Village Green Preservation Society is the Kinks greatest album. Not only is it musically and lyrically brilliant, but it does something unique - it makes a long term leftie like me feel sympathetic towards conservatives.
There are two tracks that draw on the album’s title.
The first, Village Green, is a beautiful evocation of Ray Davies’ rural childhood:
I miss the village green
And all the simple people
I miss the village green
The church, the clock, the steeple
I miss the morning dew, fresh air and Sunday school
The only problem with these lyrics? None of them are true. Ray Davies grew up in Muswell Hill, North London. His nostalgia for a rural past is genuine, even if the past itself is imaginary—real nostalgia for a fake past he never experienced.
The second, The Village Green Preservation Society, is even better. Davies starts by declaring he has joined a society to protect the Village Green. As the song develops, he lists increasingly daft Conservative pressure groups he supports, wishing to preserve everything from Tudor houses and china cups to virginity.
He brilliantly sends up the absurdity of English reactionary societies dedicated to opposing the modern world. And yet, the sillier they get, the more I want to join them.
Who wouldn’t want to be part of The Sherlock Holmes English-Speaking Vernacular, whose stated aims are to preserve Fu Manchu, Moriarty, and Dracula?
The Essence of English Conservatism
In The Lion and the Unicorn, George Orwell attempts to define Englishness. Writing during WWII, while bombs were literally falling around him, he one of the key characteristic of Britishness or Englishness: our love of hobbies and clubs.
The English are a nation of hobbyists and collectors. Given the choice between watching first-class opera or taking part in second-rate amateur dramatics, they would always choose the latter.
It is this essential English Conservatism that Davies captures so perfectly. He satirises it, but in such an affectionate way that we all end up wanting to sign up for The Desperate Dan Appreciation Society.
The Beauty of Days
Some versions of the album include Days, one of Davies’ most beautiful songs, in which he reflects on the end of something precious.

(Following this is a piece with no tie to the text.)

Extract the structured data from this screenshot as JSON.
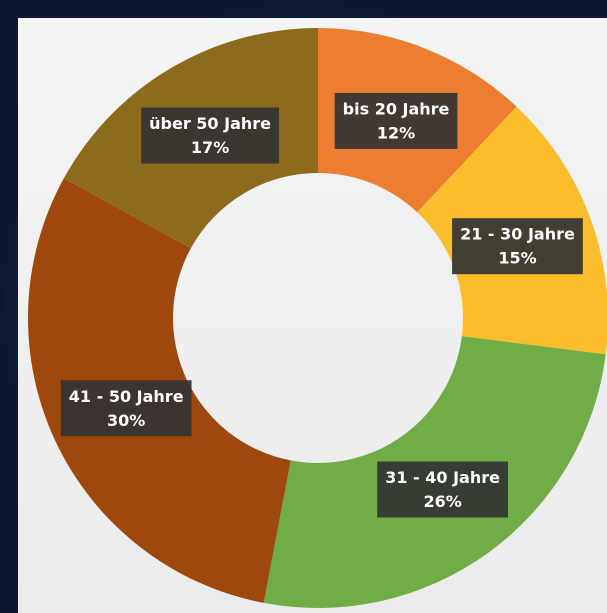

Whether it’s a lover leaving, a friend departing, or simply the end of an era, it is never explained—and the song is all the better for its ambiguity.
The sense of mourning for something past, something lost permeates the album.
Davies would go on to explore these themes in more depth, though perhaps with less success, on Arthur (Or the Decline and Fall of the British Empire). That album continues the theme of nostalgia but never quite captures the magic of Village Green Preservation Society, although Victoria comes close.
And that’s precisely why this album remains so special. It’s a love letter to a world that never quite existed—but one we can’t help but wish did.